After the launch of Google Public DNS, I asked Google a couple of questions that I'm sure many of you may be wondering about the service.
The first question I asked centered around what makes Google Public DNS faster than using a local cache. The second question is about privacy -- what kind of information does Google collect from users of this service?
1) What makes this faster than a local cache
- The service is not just about speed, it's also about security, and the validity of responses
- In terms of speed, we are prefetching queries and keeping a large number of domains in our cache to ensure we can return responses in the time it takes to reach a Google Data Center
- Every DNS query has a Time To Live.
- For example, google.com might return a time to live for 300 seconds for which time you can keep the query in your cache.
- Most resolvers: After 300 seconds, if a user asks the question again, your resolver will traverse the web to find the answer.
- Google Public DNS: Before the 300 seconds expires, Google asks the question again, regardless of the end user asking us. This makes sure we keep our cache warm.
- Packet loss: In addition, since DNS runs on the UDP protocol which does suffer from packet loss, we treat the packets very safely and decouple our finding the answer from the user asking the question. This reduces packet loss rate and the requirement to retransmit and wait for an answer.
2) What type of information Google will be gathering from users who use this service
- We are equally concerned about this issue so we went out of our way to detail exactly what we're doing with privacy here: code.google.com/speed/public-dns/privacy.html
- Our goal is to make the web faster; not to collect end user data.

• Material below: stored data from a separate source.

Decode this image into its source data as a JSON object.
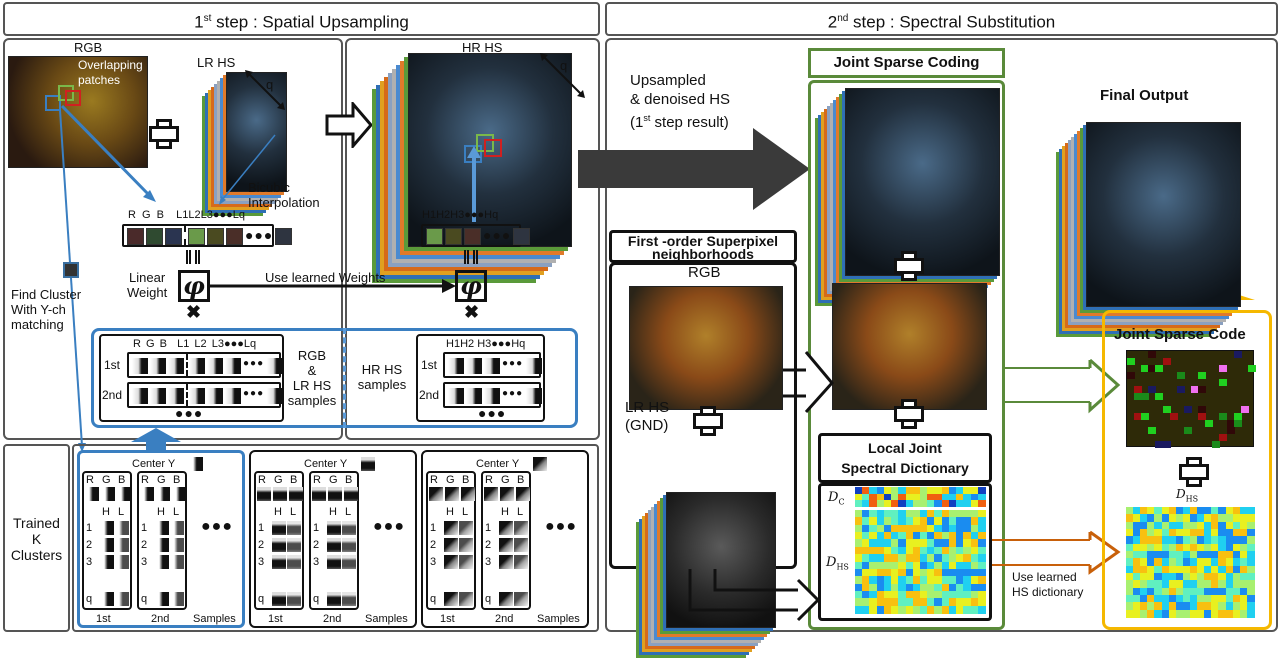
{
  "step1": {
    "title_num": "1",
    "title_sup": "st",
    "title_rest": " step : Spatial Upsampling",
    "rgb_label": "RGB",
    "overlap_label_1": "Overlapping",
    "overlap_label_2": "patches",
    "lrhs_label": "LR HS",
    "hrhs_label": "HR HS",
    "q_label": "q",
    "bicubic_1": "Bicubic",
    "bicubic_2": "Interpolation",
    "rgb_channels": [
      "R",
      "G",
      "B"
    ],
    "lr_channels": [
      "L1",
      "L2",
      "L3",
      "●●●",
      "Lq"
    ],
    "hr_channels": [
      "H1",
      "H2",
      "H3",
      "●●●",
      "Hq"
    ],
    "linear_weight_1": "Linear",
    "linear_weight_2": "Weight",
    "phi": "φ",
    "use_learned_weights": "Use learned  Weights",
    "find_cluster_1": "Find Cluster",
    "find_cluster_2": "With Y-ch",
    "find_cluster_3": "matching",
    "row_1st": "1st",
    "row_2nd": "2nd",
    "ellipsis": "●●●",
    "rgb_lr_samples": [
      "RGB",
      "&",
      "LR HS",
      "samples"
    ],
    "hr_samples": [
      "HR HS",
      "samples"
    ],
    "patch_colors_rgb": [
      "#4a2a2a",
      "#2f4a30",
      "#2a3450"
    ],
    "patch_colors_lr": [
      "#6a9a4a",
      "#4a4a20",
      "#4a2e28",
      "#2e3440"
    ],
    "patch_colors_hr": [
      "#6a9a4a",
      "#4a4a20",
      "#4a2e28",
      "#2e3440"
    ]
  },
  "clusters": {
    "label": [
      "Trained",
      "K",
      "Clusters"
    ],
    "center_y": "Center Y",
    "channels": [
      "R",
      "G",
      "B"
    ],
    "hl": [
      "H",
      "L"
    ],
    "rows": [
      "1",
      "2",
      "3",
      "q"
    ],
    "sample_labels": [
      "1st",
      "2nd"
    ],
    "samples_label": "Samples",
    "ellipsis": "●●●",
    "active_color": "#3a7fc1"
  },
  "step2": {
    "title_num": "2",
    "title_sup": "nd",
    "title_rest": " step : Spectral Substitution",
    "upsampled": [
      "Upsampled",
      "& denoised HS"
    ],
    "result_1": "(1",
    "result_sup": "st",
    "result_2": "  step result)",
    "joint_sparse_coding": "Joint Sparse Coding",
    "superpixel_1": "First -order Superpixel",
    "superpixel_2": "neighborhoods",
    "rgb_label": "RGB",
    "lrhs_gnd_1": "LR HS",
    "lrhs_gnd_2": "(GND)",
    "dict_1": "Local Joint",
    "dict_2": "Spectral Dictionary",
    "dc_label": "D",
    "dc_sub": "C",
    "dhs_label": "D",
    "dhs_sub": "HS",
    "use_dict_1": "Use learned",
    "use_dict_2": "HS dictionary",
    "final_output": "Final Output",
    "joint_sparse_code": "Joint Sparse Code",
    "green": "#5a8a3a",
    "orange": "#c8600a",
    "yellow": "#f5b800",
    "dark_arrow": "#3a3a3a"
  },
  "stack_colors": [
    "#5a9a3a",
    "#2f6fb5",
    "#e0a020",
    "#d66a1a",
    "#8aa0c0",
    "#b0b0b0",
    "#4a8ad0",
    "#e07a2a"
  ],
  "jet_palette": [
    "#1040c0",
    "#1a8cf0",
    "#20d0f0",
    "#60f0c0",
    "#a8f070",
    "#e8f020",
    "#f8c010",
    "#f06010"
  ]
}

- IP address information is only kept for 24-48 hours in case we need to detect malicious use (such as Denial of Service attacks)
- After 48 hours the IP is discarded
- For 2 weeks, we keep your ISP and geolocation information (such as Comcast from San Fran)
After 2 weeks, we further randomly downsample that
- We promise to NEVER correlate any of these logs with any other logs we keep for any other products
So, if you're looking for a speedy, and secure DNS resolver, you should try Google Public DNS. I've been using it since it was released, and haven't had any problems yet. As far as speed is concerned, I think initially it seemed faster, but after some use I'm not really noticing a huge difference.